Di pusat komando operasi G30S PKI yang disebut sebagai Senko II yang berada di kawasan Lubang Buaya, para pimpinan operasi awalnya saling berpelukan, memberikan selamat satu sama lainnya atas suksesnya penculikan para jenderal Angkatan Darat.
Pada jam sebelum itu, sekira pukul 03.00, Letnan Satu Doel Arif dam pasukan pasopatinya mengepung sebuah rumah di jalan Teuku Umar 40 Jakarta. Bunyi perintah untuk Letnan Satu Doel Arief adalah: menculik sang pemilik rumah, hidup atau mati!.
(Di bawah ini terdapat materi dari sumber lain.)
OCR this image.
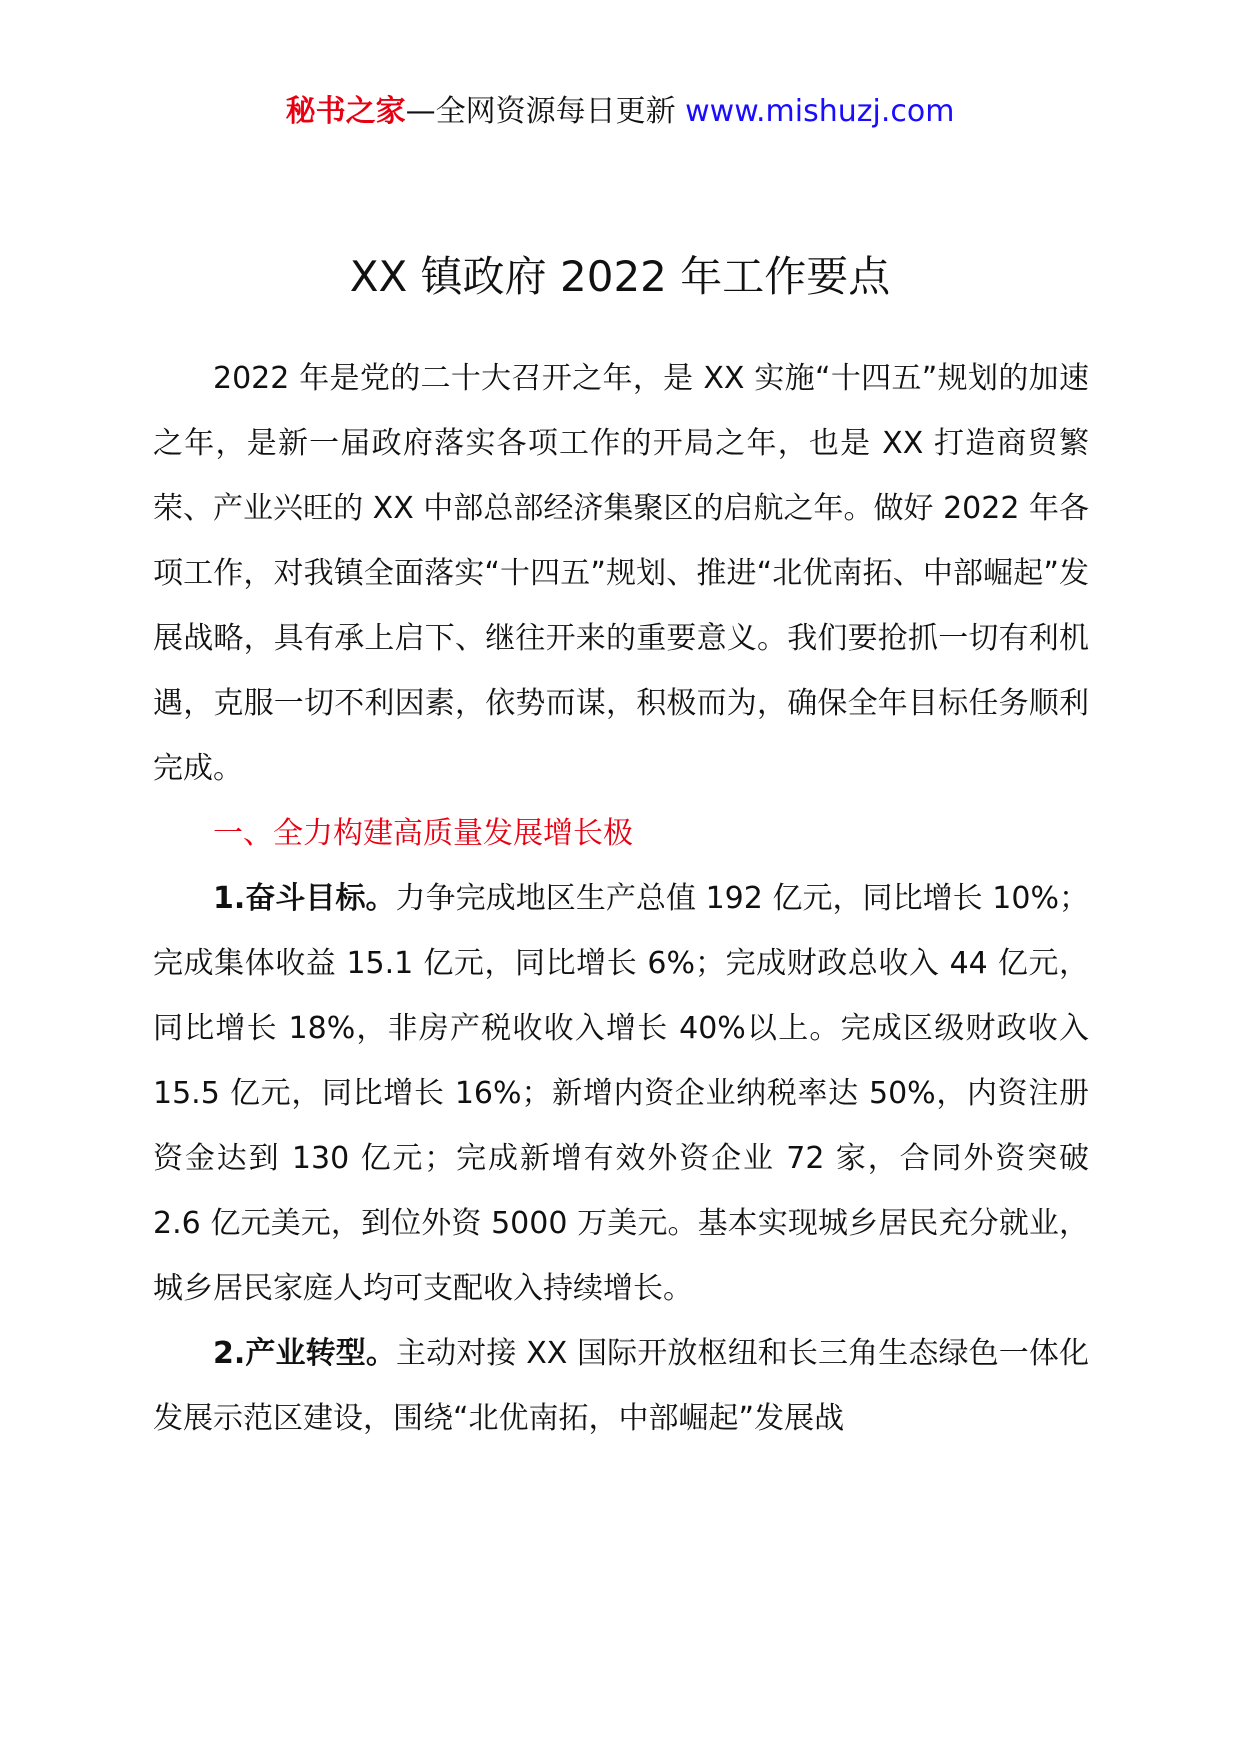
秘书之家—全网资源每日更新 www.mishuzj.com
XX 镇政府 2022 年工作要点

2022 年是党的二十大召开之年，是 XX 实施“十四五”规划的加速之年，是新一届政府落实各项工作的开局之年，也是 XX 打造商贸繁荣、产业兴旺的 XX 中部总部经济集聚区的启航之年。做好 2022 年各项工作，对我镇全面落实“十四五”规划、推进“北优南拓、中部崛起”发展战略，具有承上启下、继往开来的重要意义。我们要抢抓一切有利机遇，克服一切不利因素，依势而谋，积极而为，确保全年目标任务顺利完成。

一、全力构建高质量发展增长极

1.奋斗目标。力争完成地区生产总值 192 亿元，同比增长 10%；完成集体收益 15.1 亿元，同比增长 6%；完成财政总收入 44 亿元，同比增长 18%，非房产税收收入增长 40%以上。完成区级财政收入 15.5 亿元，同比增长 16%；新增内资企业纳税率达 50%，内资注册资金达到 130 亿元；完成新增有效外资企业 72 家，合同外资突破 2.6 亿元美元，到位外资 5000 万美元。基本实现城乡居民充分就业，城乡居民家庭人均可支配收入持续增长。

2.产业转型。主动对接 XX 国际开放枢纽和长三角生态绿色一体化发展示范区建设，围绕“北优南拓，中部崛起”发展战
Lettu Doel Arif bergerak cepat, pemilik rumah itu adalah Menhankam Pangab Jenderal AH Nasution. Ia merupakan target utama dalam daftar para Jenderal Angkatan Darat yang harus diculik oleh kelompok G30S PKI.
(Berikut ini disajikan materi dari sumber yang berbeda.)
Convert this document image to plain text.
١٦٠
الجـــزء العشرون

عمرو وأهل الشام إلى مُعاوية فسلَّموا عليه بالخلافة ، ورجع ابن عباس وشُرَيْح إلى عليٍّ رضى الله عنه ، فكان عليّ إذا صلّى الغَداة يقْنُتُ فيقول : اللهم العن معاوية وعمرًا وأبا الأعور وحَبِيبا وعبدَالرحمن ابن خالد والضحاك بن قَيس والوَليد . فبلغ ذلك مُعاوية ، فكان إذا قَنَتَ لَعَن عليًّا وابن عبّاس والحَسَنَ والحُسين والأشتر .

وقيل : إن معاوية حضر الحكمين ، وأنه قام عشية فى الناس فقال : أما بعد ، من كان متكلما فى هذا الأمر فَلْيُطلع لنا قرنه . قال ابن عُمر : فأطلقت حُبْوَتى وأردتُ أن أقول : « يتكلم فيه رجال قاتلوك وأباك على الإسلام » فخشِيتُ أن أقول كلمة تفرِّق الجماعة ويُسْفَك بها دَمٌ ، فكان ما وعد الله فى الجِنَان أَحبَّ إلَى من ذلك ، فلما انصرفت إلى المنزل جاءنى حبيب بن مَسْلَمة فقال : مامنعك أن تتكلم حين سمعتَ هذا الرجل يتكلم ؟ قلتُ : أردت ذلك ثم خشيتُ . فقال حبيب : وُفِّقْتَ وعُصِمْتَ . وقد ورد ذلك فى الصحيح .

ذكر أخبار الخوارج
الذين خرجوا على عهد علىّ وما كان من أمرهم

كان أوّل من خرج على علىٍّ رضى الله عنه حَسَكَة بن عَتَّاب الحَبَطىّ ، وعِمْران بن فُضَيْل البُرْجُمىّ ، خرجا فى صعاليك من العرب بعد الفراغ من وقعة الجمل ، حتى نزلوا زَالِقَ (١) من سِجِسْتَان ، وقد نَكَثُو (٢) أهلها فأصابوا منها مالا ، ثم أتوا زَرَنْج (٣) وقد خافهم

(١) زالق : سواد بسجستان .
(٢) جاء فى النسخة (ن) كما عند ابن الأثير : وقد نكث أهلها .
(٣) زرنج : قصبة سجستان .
Foto: Cuplikan Film Pengkhianatan G30S PKI
Sang Jenderal yang kenyang dengan berbagai medan pertempuran pada masa perjuangan merebut kemerdekaan itu, dituduh para konspirator G30S PKI sebagai tokoh utama "Dewan Jenderal" yang akan merebut kekuasaan dari tangan presiden Soekarno.
Namun pada dini hari itu, rencana operasi kacau diluar perkiraan. Tokoh utama sasaran penculikan, Jenderal Nasution, rupanya berhasil lolos dari pengepungan.
Doel Arief dan pasukan Pasopatinya hanya bisa membawa Kapten Pierre Tendean sebagai tawanan dan juga menembak mati Brigadir Polisi Karel Satsuit Tubun dan putri bungsu Jenderal Nasution, Ade Irma Suryani.
Foto: Cuplikan Film Pengkhianatan G30S PKI
"Ketika masuk berita bahwa Nasution tidak kena dan melarikan diri, kelompok pimpinan menjadi terperanjat, kehilangan akal dan tidak berbuat apa-apa." jelas Brigjen Suparjo, dalam surat rahasianya yang Ia selundupkan ke penjara Laksamana Omar Dhani, dikutip dari Victor M. Fic dalam bukunya "KUDETA 1 OKTOBER 1965: Sebuah Studi tentang Konspirasi" terbitan Yayasan Obor Indonesia 2005.